Diet and exercise is another way that you can help your brain. From diabetes to alzheimers and yes, multiple sclerosis, the Sunshine Vitamin, vitamin D has been shown to decrease the risks and improve symptoms of many diseases. Studies have shown that vitamin D can positively affect MS by reducing proinflammatory cytokines, as a result, vitamin D may reduce inflammation. Inflammation is what causes an exacerbation, relapse, or flare-up, whatever you want to call it. Regular exercise in MS patients may help with heart health, weight management, fatigue, stronger bones, bladder control and depression.
The mental toll that MS takes on its sufferers is just as debilitating as its physical symptoms. When I was originally diagnosed with multiple sclerosis about 10 years ago, I was a 27 year old young woman with her whole life ahead of her. I felt like my life was over. I cried and cried. Then I researched and researched and became informed. It took a few weeks for it all to sink in but now, 10 years later, I am somewhat OK with it. My life has not changed much since then…I can’t run as well as I used to…but everything else seems fine. However, there is not a day that it doesn’t cross my mind…what if one day I end up in a wheelchair?

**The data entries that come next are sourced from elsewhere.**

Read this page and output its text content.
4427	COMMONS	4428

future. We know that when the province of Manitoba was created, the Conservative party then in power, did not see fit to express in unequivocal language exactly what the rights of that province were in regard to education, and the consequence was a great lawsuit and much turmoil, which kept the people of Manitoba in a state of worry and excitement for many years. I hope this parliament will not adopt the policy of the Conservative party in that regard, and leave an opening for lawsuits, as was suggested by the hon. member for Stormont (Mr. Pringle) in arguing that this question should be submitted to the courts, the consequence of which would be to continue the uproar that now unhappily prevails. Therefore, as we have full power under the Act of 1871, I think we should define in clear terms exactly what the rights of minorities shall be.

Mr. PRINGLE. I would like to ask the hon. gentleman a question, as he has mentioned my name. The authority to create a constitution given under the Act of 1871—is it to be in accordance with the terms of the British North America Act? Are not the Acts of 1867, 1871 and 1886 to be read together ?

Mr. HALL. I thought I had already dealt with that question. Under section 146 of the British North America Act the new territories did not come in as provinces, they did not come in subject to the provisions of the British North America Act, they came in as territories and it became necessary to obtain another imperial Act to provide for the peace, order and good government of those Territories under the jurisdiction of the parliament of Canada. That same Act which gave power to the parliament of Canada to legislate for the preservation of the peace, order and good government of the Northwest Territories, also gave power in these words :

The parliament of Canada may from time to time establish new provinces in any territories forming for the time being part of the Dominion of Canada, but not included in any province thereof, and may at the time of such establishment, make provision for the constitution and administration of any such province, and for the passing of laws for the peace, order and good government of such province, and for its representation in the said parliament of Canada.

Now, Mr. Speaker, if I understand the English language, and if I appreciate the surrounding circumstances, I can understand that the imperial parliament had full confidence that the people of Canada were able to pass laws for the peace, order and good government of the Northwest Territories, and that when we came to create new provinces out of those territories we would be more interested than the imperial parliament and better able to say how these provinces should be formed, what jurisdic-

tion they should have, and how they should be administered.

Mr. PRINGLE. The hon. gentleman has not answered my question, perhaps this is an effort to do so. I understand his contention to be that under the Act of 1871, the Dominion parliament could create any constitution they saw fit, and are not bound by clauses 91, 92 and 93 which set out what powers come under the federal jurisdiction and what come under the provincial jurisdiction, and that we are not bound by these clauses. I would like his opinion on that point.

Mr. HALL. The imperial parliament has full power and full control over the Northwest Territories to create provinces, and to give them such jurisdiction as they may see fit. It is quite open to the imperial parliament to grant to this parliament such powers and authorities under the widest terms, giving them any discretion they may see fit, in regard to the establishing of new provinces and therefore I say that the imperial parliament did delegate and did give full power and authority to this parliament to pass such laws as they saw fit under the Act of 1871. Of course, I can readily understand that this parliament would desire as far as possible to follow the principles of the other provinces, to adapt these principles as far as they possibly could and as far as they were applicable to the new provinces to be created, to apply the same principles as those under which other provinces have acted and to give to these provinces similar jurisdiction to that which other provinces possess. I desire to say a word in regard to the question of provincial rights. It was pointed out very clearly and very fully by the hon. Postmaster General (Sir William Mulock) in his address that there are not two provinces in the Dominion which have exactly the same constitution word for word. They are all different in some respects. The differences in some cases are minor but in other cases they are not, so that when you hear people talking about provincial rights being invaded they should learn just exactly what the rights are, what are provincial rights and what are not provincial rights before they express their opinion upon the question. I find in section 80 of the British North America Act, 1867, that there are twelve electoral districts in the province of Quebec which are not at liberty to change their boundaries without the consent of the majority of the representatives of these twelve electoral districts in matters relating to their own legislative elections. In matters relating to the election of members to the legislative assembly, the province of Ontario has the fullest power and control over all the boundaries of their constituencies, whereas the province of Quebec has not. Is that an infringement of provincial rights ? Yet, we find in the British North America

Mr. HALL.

What if one day I can’t see? What if I can’t take care of my kids? In my case the mental aspect of dealing with multiple sclerosis is worse than the physical debilitation that I have experienced. Not to mention when somebody comments on how “you look so well”. I guess that is a compliment but I don’t necessarily feel fine. I decided to start writing about MS more than anything to vent out my feelings and frustrations, for my sanity, for my own education and hopefully to help others along the way.